Читать книгу Audrey Hepburn - Marta Parreño - Страница 4
PRÓLOGO
ОглавлениеSe dijo de ella que era una estrella que no veía su propia luz, que Dios la besó en la mejilla, que era una ninfa, un ser de otro mundo. Y no solo sobre un escenario o delante de una cámara, sino también cuando decidió dedicar todos sus esfuerzos a ayudar a niños desnutridos y enfermos de los más de veinte países del Tercer Mundo que visitó. A ellos les entregó los cinco últimos años de su vida, a un ritmo frenético de viajes, conferencias, entrevistas y apariciones públicas como nunca había hecho antes por ninguna de sus películas. Les donó tiempo y dinero, pero sobre todo amor, gestos de cariño, cercanía, palabras de afecto, compañía, comprensión. Aquel era el papel más importante de toda su vida, reconoció. «Hice pruebas para este trabajo durante cuarenta y cinco años, y finalmente lo conseguí», bromeó tras recibir la carta que confirmaba su aceptación como embajadora de buena voluntad de Unicef.

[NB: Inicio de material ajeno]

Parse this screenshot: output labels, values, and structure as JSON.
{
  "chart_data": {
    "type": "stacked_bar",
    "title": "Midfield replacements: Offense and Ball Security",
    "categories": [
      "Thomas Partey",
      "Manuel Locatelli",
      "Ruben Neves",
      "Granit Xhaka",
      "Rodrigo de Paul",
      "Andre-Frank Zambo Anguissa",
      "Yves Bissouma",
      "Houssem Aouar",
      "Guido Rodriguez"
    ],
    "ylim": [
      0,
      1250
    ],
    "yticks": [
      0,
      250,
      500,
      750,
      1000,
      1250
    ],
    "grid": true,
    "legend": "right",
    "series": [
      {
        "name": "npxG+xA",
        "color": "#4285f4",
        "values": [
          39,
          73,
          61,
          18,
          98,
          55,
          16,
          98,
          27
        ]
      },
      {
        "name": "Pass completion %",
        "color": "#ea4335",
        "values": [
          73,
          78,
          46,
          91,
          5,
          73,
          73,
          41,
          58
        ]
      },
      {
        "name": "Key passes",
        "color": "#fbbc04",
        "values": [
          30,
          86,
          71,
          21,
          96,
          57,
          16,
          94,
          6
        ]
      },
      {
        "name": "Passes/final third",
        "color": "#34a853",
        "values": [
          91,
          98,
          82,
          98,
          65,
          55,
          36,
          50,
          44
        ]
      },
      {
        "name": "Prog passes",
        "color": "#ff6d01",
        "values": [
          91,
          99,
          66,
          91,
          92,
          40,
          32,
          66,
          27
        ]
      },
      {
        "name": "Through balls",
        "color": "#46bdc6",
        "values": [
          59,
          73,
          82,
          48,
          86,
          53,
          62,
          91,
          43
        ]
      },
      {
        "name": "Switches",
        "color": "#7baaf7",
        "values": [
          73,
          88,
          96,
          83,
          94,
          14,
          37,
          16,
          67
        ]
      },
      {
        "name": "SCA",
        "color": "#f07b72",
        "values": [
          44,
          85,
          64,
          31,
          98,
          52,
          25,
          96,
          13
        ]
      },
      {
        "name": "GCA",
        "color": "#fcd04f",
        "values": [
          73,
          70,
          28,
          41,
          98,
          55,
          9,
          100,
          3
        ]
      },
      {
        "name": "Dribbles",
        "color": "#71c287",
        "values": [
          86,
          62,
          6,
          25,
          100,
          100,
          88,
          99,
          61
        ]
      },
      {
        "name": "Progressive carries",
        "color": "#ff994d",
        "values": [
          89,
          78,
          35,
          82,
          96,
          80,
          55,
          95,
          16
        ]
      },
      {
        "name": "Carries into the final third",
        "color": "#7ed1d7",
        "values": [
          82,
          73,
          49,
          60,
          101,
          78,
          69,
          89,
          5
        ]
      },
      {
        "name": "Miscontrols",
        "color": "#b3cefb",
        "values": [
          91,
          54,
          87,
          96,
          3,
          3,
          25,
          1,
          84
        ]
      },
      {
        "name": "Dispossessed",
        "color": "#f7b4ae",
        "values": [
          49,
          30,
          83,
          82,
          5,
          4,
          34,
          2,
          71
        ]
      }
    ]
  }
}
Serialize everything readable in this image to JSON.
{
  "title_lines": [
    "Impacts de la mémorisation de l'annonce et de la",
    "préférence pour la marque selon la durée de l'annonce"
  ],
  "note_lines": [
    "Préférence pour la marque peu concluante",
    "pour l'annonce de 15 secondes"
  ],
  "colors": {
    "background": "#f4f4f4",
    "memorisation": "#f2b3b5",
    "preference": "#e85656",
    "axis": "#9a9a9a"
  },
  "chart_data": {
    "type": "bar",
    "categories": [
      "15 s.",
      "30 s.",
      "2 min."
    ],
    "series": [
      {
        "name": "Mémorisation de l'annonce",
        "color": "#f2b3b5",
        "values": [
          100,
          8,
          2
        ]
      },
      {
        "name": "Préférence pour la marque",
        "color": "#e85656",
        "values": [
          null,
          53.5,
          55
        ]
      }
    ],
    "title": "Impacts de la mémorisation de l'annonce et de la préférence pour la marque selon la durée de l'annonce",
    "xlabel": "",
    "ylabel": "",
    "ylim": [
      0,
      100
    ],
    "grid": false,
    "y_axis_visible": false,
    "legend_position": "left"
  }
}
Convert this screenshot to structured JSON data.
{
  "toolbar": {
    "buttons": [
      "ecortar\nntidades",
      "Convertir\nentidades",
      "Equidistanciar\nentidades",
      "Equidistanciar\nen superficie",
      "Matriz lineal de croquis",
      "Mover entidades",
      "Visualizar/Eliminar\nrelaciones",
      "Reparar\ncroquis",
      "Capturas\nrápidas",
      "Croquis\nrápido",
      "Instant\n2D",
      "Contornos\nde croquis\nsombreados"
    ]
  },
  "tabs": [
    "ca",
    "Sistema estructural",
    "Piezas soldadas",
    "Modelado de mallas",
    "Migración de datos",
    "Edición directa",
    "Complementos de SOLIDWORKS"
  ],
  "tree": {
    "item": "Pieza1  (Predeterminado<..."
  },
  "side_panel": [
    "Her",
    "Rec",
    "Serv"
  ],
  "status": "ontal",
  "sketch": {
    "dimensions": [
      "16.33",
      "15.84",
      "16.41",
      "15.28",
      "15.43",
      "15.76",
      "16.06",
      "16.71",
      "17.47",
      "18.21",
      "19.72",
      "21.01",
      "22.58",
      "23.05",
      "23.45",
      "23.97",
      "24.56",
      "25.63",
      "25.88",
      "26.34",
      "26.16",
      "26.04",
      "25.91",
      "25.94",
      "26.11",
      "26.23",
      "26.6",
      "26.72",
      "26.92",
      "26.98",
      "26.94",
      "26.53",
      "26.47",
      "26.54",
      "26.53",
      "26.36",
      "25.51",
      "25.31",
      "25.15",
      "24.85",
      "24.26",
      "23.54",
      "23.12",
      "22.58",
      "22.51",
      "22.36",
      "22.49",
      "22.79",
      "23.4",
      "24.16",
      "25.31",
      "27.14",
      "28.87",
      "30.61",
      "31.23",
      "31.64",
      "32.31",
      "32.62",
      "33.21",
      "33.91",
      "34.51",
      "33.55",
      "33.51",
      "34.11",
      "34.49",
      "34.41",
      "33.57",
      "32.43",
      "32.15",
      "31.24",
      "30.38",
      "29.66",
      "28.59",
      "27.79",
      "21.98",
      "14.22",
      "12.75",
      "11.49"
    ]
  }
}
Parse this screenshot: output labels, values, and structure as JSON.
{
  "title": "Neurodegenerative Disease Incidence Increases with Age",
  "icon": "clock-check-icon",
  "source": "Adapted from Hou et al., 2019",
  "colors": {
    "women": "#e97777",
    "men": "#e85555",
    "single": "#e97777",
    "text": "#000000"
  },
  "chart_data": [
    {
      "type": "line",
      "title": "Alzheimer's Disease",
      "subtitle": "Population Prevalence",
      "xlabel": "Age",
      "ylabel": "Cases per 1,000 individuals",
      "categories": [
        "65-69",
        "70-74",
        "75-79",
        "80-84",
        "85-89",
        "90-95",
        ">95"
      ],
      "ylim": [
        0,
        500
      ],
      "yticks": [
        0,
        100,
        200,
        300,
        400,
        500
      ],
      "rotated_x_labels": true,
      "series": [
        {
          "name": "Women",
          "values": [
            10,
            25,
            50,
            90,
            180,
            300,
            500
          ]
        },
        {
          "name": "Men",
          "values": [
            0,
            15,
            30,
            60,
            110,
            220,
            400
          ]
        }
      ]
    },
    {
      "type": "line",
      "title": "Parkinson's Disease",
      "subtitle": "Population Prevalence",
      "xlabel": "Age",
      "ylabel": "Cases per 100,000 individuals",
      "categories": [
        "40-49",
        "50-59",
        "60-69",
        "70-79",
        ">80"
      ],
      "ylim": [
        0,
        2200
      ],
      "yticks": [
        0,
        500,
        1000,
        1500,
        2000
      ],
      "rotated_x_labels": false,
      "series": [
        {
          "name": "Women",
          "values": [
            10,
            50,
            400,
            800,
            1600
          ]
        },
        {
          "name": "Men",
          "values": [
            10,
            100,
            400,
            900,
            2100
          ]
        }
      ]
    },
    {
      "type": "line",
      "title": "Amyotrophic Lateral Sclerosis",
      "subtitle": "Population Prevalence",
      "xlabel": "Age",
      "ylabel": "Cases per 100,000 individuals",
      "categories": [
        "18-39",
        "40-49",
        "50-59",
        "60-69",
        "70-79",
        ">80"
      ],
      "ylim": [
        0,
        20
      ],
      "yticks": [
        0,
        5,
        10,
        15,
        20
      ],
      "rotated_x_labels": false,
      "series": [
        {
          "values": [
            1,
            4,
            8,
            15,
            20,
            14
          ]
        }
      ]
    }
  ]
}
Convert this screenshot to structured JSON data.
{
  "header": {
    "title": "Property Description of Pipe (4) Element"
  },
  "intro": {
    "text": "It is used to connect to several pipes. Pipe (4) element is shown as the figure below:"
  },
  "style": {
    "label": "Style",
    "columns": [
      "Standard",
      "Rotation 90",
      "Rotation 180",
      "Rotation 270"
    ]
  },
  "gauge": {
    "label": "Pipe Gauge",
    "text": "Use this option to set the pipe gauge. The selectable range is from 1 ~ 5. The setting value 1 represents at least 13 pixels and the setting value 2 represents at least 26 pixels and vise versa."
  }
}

Audrey Hepburn nació en Bélgica en 1929 en el seno de un matrimonio formado por un inglés y una aristócrata holandesa, pero antes de que cumpliera los seis años de edad la pareja ya se había disuelto. El abandono de su padre marcó profundamente a la futura actriz, que acabó viviendo en Holanda junto con su madre. La Segunda Guerra Mundial la encontró en la ciudad de Arnhem, con solo diez años de edad, y la arrojó al abismo del hambre, la incertidumbre y la desesperanza. Su corazón atesoró dos grandes sueños desde muy pequeña: tener hijos y ser bailarina. No pudo dedicarse profesionalmente a la danza debido a las secuelas que la guerra dejó en su cuerpo, pero encontró la forma de reconducir su vocación hacia el teatro y casi accidentalmente el cine llegó a su vida. A lo largo de los años, expresó toda su esencia a través de la princesa Anne, de Sabrina, de Gigi, de la hermana Lucas y de Eliza Doolittle, entre otros tantos personajes inolvidables. Audrey era todas ellas. Todas eran Audrey. Su transparencia transmitía tanta veracidad que en 1954, con tan solo veinticuatro años, levantó el Óscar a la mejor actriz con su primera película, sin ni siquiera haber recibido clases de interpretación. A partir de ese momento, su ascenso fue meteórico, algo que ella siempre calificó de sorprendente. Rodó con los más grandes directores y actores del momento y todavía hoy es una de las pocas personas que han obtenido los cuatro premios más importantes de la industria del entretenimiento en Estados Unidos: el Óscar, el Tony, el Grammy y el Emmy.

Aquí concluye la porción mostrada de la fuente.